Patrick Garry’s Conservatism Redefined is a sober, sensible argument that it can be done, but the very necessity of devising a conservative political order suggests that the program is problematic. Bill Kauffman is aware that there is a crisis and sees a solution in the dismantling of the various unwieldy governmental institutions that embody the oppressive power of Leviathan, but he seems oblivious to the potential for anarchy and terror that such a devolution may well unleash. Implicit in Claes Ryn’s The New Jacobinism is the pessimistic conclusion that only a regeneration of the cultural sources of wisdom and self-restraint offers any hope of a revived conservative politics, and this is a long-term process beyond the scope of electoral cycles.
Eighty years ago the Spanish philosopher José Ortega y Gasset warned about the emergence of the “mass man,” the hombre-masa. “These pampered masses are of sufficiently low intelligence to believe that the material and social organization placed at their disposal like the air is of the same origin, since it seems never to fail either.”2 We see such persons not only in the “Occupy” movements that emerged in 2011 but also in boardrooms, faculty lounges, and government agencies; their growing social and political dominance is ominous:
The simple process of maintaining the present civilization is surpassingly complex and requires incalculable subtleties.

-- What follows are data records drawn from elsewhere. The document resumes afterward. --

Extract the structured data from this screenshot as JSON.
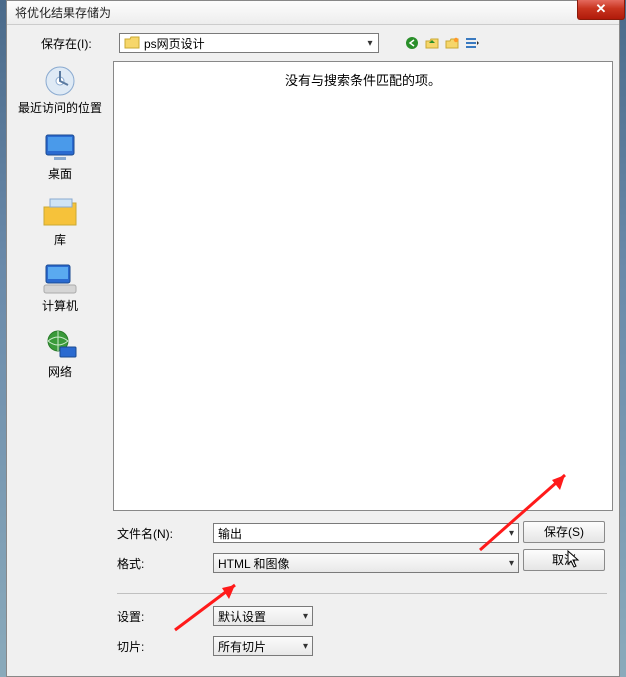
{
  "dialog_title": "将优化结果存储为",
  "close_glyph": "✕",
  "location": {
    "label": "保存在(I):",
    "folder": "ps网页设计"
  },
  "places": {
    "recent": "最近访问的位置",
    "desktop": "桌面",
    "libraries": "库",
    "computer": "计算机",
    "network": "网络"
  },
  "filearea": {
    "empty": "没有与搜索条件匹配的项。"
  },
  "fields": {
    "filename_label": "文件名(N):",
    "filename_value": "输出",
    "format_label": "格式:",
    "format_value": "HTML 和图像",
    "settings_label": "设置:",
    "settings_value": "默认设置",
    "slices_label": "切片:",
    "slices_value": "所有切片"
  },
  "buttons": {
    "save": "保存(S)",
    "cancel": "取消"
  }
}
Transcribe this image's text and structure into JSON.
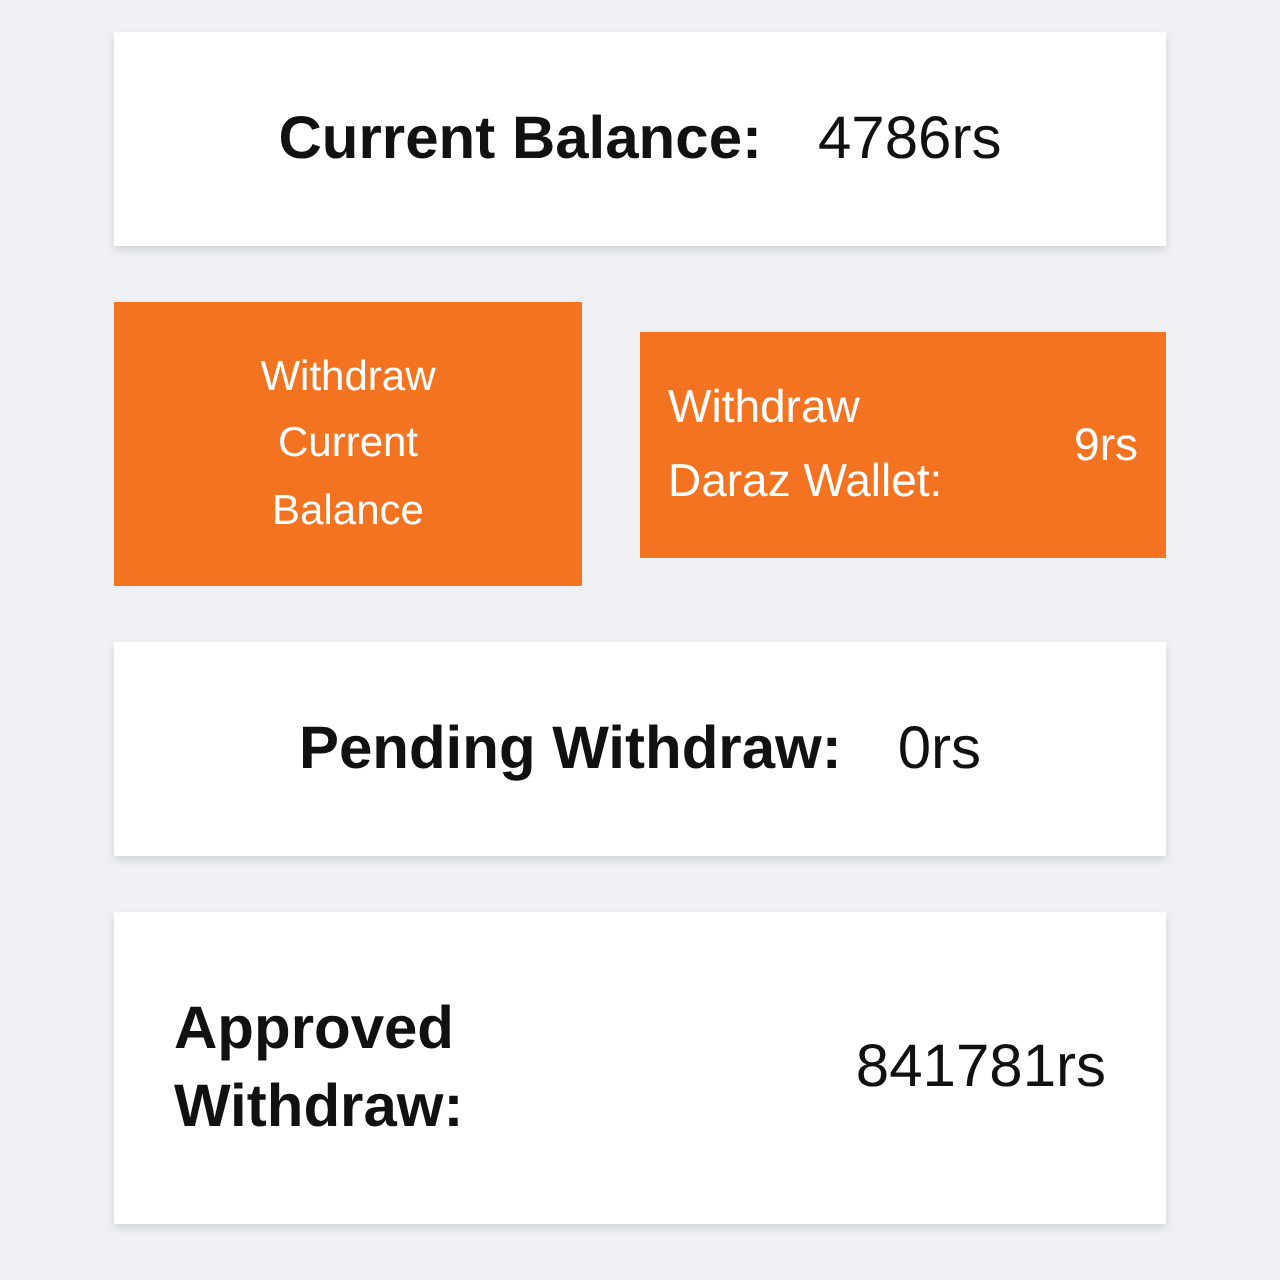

Ill able to govern it is this average man who has learned how to use much of the apparatus of civilization, but is characterized by a rooted ignorance of the very principles of this same civilization.3
Ortega is lamenting the fact that the industrial and liberal-democratic revolutions of the past two centuries have furnished the world with heretofore unimaginable material prosperity and personal autonomy without supplying the intellectual and spiritual cultivation and maturity requisite for truly benefiting from such advantages. “That liberalism may be a tendency towards something very different from itself,” Eliot remarks, “is a possibility in its nature.”4 The critical issue of our time is, has the liberal deconstruction of traditional culture left politics anything to conserve? ♦
R. V. Young is editor of Modern Age.
1 T. S. Eliot, The Idea of a Christian Society, in Christianity and Culture (San Diego, New York, London: Harcourt Inc., 1967), 13.
2 La rebellion de las masas, 16th ed. (Madrid: Espasa-Calpe, 1964), 70: “Estas masas mimadas son lo bastante poco inteligentes para creer que esa organización material y social, puesta a su disposición como el aire, es de su mismo origen, ya que tampoco falla, al parecer.”
3 Ibid., 75: “El simple proceso de mantener la civilización actual es superlativamente complejo y requiere sutilezas incalculables. Mal puede gobernarlo este hombre medio que ha aprendido a usar muchos aparatos de civilización, pero que se caracteriza por ignorar de raiz los principios mismos de la civilización.”
4 Eliot, Idea of a Christian Society, 12.